On day two of the trial, a transcript of the interview was read out to the court, and revealed that one of the boys had told detectives that they had tried and failed to call 999 as they were carrying Morgan out of the garage.

In the interview, the defendant stated: “I woke up and [the first defendant] was shouting at me to get up and get downstairs. He sounded really panicked so obviously it was serious so I didn’t have time to put clothes on.

“I was the last to get outside and by that time they had already decided that they needed to take him out in the road and get away from all the drug-related things that they had.

Morgan was already in the recovery position, I think he was placed in that by [another defendant].

“I was being told that we would need to carry him into the road, because he didn’t want drugs to be found in the house.

“I didn’t know what to do. They seemed to know what they were doing. I thought that was the only thing that I could do at the time.

“Once we started carrying him out into the road we placed him down about 50 yards down the road.
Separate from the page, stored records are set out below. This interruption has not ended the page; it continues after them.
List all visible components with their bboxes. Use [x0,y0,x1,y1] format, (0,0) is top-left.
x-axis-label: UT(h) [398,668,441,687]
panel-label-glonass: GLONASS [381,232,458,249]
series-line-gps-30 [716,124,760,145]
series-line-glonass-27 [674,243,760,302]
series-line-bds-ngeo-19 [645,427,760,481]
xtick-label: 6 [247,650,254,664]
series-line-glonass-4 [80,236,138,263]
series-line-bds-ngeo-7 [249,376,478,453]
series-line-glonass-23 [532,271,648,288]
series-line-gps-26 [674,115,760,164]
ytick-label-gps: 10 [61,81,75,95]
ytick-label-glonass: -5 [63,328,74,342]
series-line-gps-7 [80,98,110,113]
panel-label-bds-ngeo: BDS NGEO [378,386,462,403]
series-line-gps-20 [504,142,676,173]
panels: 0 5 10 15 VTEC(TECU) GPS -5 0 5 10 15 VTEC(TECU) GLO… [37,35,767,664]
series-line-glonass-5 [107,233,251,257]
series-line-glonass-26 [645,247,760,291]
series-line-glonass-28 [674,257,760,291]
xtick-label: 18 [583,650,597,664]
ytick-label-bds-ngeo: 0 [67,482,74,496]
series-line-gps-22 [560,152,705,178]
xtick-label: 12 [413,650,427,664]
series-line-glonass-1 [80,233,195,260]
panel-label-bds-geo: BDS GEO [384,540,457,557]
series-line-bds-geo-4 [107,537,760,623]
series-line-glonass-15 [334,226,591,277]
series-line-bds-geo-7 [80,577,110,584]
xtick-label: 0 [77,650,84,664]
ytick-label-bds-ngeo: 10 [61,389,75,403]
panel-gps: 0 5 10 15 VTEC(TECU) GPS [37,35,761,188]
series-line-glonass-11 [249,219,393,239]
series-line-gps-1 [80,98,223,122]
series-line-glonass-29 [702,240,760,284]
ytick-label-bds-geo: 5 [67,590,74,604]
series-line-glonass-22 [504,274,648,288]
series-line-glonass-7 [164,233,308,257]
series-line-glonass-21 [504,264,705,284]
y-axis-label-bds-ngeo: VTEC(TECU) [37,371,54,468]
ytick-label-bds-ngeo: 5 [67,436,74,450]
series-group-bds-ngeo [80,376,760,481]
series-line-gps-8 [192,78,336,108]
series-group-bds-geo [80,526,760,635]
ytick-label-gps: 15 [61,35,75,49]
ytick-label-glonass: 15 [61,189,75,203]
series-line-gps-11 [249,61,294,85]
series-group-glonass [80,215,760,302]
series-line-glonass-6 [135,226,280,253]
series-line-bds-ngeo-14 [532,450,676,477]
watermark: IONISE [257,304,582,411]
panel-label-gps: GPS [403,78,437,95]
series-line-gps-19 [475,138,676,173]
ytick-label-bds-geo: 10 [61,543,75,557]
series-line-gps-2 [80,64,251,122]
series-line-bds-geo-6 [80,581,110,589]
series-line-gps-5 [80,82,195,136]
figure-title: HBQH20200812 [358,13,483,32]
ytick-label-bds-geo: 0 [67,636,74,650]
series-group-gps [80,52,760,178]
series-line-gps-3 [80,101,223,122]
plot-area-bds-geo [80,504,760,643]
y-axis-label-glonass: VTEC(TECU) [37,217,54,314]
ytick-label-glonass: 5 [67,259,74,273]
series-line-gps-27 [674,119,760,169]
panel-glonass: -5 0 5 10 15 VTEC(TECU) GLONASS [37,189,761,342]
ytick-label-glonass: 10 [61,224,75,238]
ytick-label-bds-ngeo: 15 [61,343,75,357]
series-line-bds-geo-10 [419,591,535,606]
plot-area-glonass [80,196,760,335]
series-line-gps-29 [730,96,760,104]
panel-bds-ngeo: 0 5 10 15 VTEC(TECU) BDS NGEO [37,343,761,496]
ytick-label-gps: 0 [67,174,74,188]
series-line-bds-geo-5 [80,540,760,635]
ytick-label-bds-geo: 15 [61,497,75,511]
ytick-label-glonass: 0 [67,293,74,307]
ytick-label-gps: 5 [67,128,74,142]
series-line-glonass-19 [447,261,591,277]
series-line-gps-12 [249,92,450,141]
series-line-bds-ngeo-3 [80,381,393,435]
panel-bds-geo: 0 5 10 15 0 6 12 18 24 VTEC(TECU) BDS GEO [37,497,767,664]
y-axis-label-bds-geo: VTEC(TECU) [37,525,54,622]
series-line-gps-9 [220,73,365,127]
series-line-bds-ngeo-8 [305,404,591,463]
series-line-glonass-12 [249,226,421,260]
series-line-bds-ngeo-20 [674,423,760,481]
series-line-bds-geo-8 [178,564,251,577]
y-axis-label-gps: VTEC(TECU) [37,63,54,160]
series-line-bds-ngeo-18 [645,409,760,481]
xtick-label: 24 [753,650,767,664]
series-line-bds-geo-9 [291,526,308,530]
“[The first defendant] tried to call on [another defendant’s] phone but he did not know the password and he used the emergency number thing and dialled 999 and he was showing me, like it wasn’t working, saying ‘what do I do?’. He was pressing the buttons and it didn’t even go to a call it just stayed on the screen.”

During the interview – carried out with his father present between 11.06 pm and 11.47 pm on the evening after the morning that Morgan died – the boy described Morgan as “quite a quiet boy” who he had never had a conversation with.

He went on to describe how Morgan had apparently been heavily intoxicated after a birthday party nearby before walking with the group back to a nearby house where they had arranged to stay the night. He said that Morgan had taken drugs once he got to the house.

During the interview, he said: “He was sort of like a zombie. He didn’t really talk much. He was just slow to move. He was… I think [another defendant] had to help hold him up and things like that to walk him home.

“He was doing drugs in the garage.

“I did see him drinking something, it looked like a medicine bottle. I heard a loud crashing noise so I presumed he might have pushed something over or fell or something.”